In response to this increase in violence, Bentel strived to make a tangible and functional contribution. Long a key element in contemporary social activism, artists have been visually communicating political messages through their work since the early 1900’s. But, whether protest art does much to truly change a political system is contentious. Bentel’s Mirrored Poster Project provides those at the frontlines with a method for protesting that simultaneously serves as a means of expression, defense and communication.

According to Bentel – the same designer behind the Aerochromics collection of shirts that visibly react to air pollution – the mirrored placards "are expressly designed to prevent police from hurting protestors by using the effects of a mirror." By contracting, focusing, and aiming light, they serve multiple purposes and work as both a distraction and a form of protection by creating a divergent lens flare from the bouncing light.

While Bentel also believes they could be used to send non-electronic messages across the plains, it's the posters symbolic nature that its creator hopes is the most disruptive.

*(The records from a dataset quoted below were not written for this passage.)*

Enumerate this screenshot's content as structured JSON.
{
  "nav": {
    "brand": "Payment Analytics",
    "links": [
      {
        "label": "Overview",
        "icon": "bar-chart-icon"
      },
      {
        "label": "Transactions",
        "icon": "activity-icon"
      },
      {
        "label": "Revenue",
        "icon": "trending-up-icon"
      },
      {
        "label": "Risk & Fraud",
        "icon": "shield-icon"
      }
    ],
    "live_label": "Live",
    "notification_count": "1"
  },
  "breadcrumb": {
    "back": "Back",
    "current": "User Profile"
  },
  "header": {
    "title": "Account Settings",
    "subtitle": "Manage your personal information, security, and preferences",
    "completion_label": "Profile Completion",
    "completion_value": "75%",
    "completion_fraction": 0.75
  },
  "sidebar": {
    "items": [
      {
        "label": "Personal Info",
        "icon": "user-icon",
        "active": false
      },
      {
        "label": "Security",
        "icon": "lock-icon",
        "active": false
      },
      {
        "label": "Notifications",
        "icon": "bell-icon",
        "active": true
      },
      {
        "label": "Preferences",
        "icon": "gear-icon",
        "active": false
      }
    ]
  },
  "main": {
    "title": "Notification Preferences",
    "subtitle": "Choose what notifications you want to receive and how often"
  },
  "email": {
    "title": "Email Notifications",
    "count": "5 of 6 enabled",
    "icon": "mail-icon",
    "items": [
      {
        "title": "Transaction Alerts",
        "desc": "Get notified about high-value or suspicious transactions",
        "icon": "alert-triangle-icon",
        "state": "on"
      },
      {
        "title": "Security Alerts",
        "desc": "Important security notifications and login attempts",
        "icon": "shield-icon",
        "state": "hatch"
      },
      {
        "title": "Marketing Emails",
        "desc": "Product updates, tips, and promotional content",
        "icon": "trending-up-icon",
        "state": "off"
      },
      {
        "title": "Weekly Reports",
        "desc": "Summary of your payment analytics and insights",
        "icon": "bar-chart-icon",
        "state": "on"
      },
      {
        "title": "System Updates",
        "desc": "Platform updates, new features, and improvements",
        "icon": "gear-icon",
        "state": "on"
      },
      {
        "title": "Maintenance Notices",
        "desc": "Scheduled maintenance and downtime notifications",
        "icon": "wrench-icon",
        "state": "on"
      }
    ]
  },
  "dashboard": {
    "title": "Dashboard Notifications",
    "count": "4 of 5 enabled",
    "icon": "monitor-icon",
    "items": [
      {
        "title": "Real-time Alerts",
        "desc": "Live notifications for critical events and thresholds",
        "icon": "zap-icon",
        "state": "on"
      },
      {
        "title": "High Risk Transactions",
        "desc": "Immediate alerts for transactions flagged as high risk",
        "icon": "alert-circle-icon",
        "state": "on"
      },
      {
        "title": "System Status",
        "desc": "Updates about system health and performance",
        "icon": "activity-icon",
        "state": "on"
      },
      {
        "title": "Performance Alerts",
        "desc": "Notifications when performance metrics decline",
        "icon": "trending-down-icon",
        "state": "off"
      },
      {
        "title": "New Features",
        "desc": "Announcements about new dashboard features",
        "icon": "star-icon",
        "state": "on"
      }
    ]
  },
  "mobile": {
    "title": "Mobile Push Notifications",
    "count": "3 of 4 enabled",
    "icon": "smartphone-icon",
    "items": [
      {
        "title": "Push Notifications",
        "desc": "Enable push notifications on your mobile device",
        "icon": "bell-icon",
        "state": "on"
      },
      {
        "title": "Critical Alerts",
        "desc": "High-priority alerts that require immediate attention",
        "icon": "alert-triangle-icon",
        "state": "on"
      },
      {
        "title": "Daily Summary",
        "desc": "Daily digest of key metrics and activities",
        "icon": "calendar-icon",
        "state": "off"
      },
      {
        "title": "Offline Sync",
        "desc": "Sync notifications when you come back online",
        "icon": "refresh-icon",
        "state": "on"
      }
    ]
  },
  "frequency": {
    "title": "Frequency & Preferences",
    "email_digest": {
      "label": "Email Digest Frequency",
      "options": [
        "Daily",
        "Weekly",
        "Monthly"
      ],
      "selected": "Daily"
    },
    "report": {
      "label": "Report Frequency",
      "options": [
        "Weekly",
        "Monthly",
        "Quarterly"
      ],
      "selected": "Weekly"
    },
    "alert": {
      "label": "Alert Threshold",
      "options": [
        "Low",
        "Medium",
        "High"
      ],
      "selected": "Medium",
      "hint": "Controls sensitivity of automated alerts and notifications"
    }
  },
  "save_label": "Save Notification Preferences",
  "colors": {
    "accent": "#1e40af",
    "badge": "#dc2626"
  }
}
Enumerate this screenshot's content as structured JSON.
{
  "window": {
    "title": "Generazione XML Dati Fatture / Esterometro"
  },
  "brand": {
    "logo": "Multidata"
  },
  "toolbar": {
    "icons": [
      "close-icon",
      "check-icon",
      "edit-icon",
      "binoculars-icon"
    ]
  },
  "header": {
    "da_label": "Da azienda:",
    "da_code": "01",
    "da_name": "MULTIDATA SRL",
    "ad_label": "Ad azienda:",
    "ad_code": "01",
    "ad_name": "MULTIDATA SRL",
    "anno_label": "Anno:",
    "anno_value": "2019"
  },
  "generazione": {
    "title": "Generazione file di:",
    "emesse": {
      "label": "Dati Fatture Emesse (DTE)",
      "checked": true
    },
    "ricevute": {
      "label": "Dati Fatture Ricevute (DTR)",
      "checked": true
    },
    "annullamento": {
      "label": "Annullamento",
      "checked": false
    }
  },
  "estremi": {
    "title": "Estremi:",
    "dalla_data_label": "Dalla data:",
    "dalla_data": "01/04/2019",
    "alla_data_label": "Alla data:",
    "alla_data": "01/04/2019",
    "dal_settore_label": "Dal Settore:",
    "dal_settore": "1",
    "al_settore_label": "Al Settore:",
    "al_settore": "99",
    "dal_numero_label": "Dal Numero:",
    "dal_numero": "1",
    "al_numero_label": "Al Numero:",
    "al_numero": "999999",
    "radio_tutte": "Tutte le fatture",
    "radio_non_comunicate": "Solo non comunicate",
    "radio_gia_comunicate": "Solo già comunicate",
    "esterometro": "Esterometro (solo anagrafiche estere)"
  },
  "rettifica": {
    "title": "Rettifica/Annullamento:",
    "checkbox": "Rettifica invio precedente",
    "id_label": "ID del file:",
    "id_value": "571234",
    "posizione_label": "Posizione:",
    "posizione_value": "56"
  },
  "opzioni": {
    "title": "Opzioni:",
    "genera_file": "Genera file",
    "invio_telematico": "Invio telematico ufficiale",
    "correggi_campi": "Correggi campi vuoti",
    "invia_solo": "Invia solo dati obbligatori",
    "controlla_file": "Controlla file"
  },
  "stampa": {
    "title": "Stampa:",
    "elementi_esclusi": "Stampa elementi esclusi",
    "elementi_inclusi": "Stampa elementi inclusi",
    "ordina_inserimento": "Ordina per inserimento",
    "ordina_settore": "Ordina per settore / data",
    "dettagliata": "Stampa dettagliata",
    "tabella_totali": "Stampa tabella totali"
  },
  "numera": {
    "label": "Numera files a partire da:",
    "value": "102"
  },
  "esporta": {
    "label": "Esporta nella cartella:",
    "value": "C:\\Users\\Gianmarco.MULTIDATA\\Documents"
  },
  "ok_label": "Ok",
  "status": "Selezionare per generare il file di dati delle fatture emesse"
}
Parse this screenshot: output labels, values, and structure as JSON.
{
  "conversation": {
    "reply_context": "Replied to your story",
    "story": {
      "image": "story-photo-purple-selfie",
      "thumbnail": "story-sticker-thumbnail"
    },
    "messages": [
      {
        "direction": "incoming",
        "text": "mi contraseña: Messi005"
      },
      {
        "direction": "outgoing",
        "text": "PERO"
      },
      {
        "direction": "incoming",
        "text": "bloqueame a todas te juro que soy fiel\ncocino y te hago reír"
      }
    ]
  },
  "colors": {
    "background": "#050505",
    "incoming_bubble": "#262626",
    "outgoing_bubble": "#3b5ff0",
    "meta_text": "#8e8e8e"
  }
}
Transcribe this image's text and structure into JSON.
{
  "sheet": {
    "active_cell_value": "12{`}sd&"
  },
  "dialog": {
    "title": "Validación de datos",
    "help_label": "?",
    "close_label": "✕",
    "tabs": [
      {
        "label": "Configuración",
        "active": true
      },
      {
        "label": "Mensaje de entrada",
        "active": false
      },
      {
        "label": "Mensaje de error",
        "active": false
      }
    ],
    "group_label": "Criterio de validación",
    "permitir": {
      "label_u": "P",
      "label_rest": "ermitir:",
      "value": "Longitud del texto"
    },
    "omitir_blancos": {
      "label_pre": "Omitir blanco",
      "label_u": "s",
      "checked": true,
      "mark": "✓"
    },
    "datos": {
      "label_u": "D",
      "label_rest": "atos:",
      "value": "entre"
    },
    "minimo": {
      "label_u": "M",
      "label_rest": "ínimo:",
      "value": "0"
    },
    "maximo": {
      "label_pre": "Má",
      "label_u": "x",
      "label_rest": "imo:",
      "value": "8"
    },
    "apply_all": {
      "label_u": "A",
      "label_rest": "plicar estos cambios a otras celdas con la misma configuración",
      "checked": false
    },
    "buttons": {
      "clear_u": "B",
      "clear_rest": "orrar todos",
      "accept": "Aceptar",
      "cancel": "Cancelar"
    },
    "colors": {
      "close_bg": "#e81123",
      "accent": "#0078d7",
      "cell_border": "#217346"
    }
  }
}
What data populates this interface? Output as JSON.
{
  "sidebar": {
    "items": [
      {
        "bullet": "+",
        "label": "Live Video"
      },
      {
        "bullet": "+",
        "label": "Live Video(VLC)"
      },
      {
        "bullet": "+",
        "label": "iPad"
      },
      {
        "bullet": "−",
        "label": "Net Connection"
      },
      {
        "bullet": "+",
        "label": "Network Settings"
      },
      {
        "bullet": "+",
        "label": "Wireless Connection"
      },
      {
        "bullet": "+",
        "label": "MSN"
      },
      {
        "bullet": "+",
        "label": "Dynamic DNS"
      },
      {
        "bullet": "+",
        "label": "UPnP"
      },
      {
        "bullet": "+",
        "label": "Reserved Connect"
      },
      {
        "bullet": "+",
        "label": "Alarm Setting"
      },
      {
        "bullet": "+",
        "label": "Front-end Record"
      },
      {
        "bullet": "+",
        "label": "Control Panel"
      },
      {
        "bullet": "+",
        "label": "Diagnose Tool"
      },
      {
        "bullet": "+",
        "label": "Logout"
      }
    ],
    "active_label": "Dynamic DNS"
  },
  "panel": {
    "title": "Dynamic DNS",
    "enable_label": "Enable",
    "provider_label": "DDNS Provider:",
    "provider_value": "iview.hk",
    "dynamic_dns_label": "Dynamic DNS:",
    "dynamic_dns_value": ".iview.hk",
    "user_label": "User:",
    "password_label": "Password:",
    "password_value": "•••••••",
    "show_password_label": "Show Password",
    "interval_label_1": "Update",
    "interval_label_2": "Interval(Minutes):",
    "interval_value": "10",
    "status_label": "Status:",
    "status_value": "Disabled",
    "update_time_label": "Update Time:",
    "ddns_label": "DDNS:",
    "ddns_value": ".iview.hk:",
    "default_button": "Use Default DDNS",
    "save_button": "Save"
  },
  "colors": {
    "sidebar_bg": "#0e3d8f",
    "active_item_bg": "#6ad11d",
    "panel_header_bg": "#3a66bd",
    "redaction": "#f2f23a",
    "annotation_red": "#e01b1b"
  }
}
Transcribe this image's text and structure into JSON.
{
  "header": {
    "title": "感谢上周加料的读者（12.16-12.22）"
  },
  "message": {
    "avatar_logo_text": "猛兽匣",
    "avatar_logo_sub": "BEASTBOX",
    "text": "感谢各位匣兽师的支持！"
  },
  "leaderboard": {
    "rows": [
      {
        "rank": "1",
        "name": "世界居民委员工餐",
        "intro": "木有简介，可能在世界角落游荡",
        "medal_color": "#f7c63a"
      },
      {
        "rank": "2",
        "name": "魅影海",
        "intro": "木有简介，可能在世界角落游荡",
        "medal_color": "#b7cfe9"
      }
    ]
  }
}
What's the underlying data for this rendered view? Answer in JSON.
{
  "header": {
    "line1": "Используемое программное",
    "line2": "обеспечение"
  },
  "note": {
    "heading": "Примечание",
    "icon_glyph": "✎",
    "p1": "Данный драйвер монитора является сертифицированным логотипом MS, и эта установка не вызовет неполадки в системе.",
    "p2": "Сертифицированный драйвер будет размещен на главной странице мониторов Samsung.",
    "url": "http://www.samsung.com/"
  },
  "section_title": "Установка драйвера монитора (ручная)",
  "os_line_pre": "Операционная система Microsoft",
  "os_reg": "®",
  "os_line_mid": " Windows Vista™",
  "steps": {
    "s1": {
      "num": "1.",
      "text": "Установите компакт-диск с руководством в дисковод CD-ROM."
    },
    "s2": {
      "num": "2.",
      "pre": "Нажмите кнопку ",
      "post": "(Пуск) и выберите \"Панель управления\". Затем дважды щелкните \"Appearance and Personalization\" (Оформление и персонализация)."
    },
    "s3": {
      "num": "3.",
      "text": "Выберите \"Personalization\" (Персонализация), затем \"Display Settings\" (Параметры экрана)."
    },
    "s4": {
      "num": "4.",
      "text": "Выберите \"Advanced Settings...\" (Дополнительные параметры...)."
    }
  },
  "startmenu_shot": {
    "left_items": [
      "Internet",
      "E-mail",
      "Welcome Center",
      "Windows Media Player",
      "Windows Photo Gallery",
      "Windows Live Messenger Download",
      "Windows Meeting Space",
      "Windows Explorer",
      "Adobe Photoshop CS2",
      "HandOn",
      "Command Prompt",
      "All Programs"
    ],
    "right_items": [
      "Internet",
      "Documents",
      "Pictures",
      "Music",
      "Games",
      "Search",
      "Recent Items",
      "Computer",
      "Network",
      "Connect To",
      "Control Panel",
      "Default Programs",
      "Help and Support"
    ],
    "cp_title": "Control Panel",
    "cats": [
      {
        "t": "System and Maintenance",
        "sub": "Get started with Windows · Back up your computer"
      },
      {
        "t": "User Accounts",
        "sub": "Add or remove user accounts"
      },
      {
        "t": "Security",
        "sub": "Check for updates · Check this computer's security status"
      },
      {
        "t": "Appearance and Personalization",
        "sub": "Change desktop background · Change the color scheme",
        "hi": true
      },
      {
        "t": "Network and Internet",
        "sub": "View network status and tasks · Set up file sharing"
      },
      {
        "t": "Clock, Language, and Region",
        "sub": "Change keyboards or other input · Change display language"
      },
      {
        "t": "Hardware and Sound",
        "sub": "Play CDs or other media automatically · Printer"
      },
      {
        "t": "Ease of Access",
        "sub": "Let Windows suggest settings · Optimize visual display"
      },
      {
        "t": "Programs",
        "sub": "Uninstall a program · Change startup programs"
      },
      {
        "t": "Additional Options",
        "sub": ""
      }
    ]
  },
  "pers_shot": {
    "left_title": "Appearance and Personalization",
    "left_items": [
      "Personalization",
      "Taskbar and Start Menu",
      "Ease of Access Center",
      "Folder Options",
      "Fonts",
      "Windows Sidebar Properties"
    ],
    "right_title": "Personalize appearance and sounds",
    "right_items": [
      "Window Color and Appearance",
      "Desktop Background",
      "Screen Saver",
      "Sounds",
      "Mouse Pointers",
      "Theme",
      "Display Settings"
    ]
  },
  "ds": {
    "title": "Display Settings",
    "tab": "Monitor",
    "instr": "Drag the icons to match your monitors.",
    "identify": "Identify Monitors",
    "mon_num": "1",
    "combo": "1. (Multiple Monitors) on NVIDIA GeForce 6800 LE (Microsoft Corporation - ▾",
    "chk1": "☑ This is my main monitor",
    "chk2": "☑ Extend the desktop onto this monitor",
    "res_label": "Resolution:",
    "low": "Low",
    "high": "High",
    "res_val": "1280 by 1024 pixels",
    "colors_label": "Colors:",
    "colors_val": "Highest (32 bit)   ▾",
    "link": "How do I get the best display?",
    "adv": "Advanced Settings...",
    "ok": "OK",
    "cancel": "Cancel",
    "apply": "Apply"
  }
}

Because the mirrored placard reflects whatever is ahead of it, those acting in opposition to the protesters will be forced to see their actions reflected back at them in context, a feature that Bentel hopes will cause them to pause and reconsider their actions.

Inspired by the story of Archimedes (an Ancient Greek scientist who repelled Roman warships by getting soldiers to hold up their reflective shields to set the attacking ships on fire), Bentel is sending his mirrored placards out to all protesters who request them and has promised to provide as many as he can until funds run out.